The Adobe Flash Player software is used to play video content on Web pages designed using Flash technology. Such websites often store LSOs - which retain audio volume preferences and online video game scores - on the computers of consumers using Flash Player.

But Burns says, "Defendants stored LSOs on plaintiff and class members' computers for a different purpose; they used LSOs as substitutes and back-ups for browser cookies. ...

"On plaintiff's computer, she discovered LSOs set by Brightcove dating back to 2009, including one in which Brightcove set an LSO for another third party tracking and including several in which Brightcove set LSOs for AOL, including for its advertising network."

Burns says AOL and ScanScout stored tracking devices on her computer as early as 2006 and used them to collect information about her online activities. She says AOL transmits such information to other tracking companies.

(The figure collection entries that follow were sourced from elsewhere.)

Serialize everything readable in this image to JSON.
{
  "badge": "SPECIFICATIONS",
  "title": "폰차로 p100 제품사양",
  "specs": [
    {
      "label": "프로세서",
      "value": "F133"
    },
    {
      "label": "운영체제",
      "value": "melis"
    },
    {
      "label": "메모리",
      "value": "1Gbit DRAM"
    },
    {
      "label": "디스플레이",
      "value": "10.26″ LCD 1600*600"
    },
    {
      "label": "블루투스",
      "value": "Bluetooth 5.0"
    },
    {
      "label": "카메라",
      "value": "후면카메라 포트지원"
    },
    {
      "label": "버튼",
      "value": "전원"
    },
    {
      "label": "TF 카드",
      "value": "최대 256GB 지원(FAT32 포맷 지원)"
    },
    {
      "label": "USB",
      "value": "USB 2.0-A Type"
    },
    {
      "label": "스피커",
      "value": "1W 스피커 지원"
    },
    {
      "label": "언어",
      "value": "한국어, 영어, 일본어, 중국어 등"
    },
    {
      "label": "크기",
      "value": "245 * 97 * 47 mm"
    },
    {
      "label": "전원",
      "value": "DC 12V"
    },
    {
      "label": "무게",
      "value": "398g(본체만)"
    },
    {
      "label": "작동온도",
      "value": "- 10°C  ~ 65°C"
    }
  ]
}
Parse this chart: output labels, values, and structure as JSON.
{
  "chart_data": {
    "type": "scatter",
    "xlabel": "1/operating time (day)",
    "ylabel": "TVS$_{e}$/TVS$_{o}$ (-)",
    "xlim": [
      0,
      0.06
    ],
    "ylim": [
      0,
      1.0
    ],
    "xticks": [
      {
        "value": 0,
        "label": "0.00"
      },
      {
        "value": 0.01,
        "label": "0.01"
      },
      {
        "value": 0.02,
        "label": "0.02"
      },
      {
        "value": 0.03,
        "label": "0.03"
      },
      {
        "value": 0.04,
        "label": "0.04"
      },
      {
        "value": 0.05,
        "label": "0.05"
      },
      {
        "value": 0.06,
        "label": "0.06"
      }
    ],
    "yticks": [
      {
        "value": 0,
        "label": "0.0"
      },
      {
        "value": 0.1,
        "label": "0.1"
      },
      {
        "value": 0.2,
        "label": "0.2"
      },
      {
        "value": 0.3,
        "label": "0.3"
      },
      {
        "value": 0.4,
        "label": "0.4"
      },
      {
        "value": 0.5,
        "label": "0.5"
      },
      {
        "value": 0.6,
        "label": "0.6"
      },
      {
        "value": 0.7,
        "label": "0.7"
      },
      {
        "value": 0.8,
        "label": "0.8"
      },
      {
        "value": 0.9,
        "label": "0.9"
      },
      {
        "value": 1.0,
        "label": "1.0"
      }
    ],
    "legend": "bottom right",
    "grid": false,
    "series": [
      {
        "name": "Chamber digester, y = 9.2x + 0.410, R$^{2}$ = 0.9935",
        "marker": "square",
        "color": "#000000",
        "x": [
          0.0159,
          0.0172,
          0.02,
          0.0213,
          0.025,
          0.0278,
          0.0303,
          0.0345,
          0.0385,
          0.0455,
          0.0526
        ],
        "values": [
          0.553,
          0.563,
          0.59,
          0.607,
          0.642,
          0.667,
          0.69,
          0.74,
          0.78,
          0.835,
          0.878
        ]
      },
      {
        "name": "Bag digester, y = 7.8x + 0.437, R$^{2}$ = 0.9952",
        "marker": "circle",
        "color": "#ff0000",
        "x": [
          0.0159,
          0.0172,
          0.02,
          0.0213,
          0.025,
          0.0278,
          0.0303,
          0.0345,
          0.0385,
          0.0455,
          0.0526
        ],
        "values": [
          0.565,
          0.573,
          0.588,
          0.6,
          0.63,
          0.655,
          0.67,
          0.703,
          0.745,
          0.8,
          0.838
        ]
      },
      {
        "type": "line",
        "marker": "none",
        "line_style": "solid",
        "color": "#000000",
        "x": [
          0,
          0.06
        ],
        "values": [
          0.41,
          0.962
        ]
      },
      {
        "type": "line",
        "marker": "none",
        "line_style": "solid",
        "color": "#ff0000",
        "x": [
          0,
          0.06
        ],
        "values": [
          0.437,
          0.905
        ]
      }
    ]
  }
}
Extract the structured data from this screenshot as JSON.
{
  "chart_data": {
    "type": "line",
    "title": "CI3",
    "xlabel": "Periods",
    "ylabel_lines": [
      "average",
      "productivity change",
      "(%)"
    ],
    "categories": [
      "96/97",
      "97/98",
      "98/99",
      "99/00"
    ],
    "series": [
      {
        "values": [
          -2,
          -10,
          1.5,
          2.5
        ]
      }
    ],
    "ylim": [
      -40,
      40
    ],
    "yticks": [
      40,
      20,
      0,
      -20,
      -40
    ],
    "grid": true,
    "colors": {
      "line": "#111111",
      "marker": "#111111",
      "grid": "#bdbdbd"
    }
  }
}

Burns adds: "Unlike cookies, for which commercial browsers provide consumers some measure of control, consumers have no reasonable means to block, detect or delete LSOs and are burdened by other, material differences between cookies and LSO."

Burns says AOL and the tracking companies used the class members' private information without their consent and diminished the performance of their computers.

She seeks class certification and compensatory and punitive damages for violations of the Electronic Communications Privacy Act, the Computer Fraud and Abuse Act, Massachusetts' Privacy Act and Consumer Protection Act, trespass to chattel and unjust enrichment. And she wants the defendants enjoined from tracking consumers.

She is represented by Konstantine Kyros with Kyros & Pressly.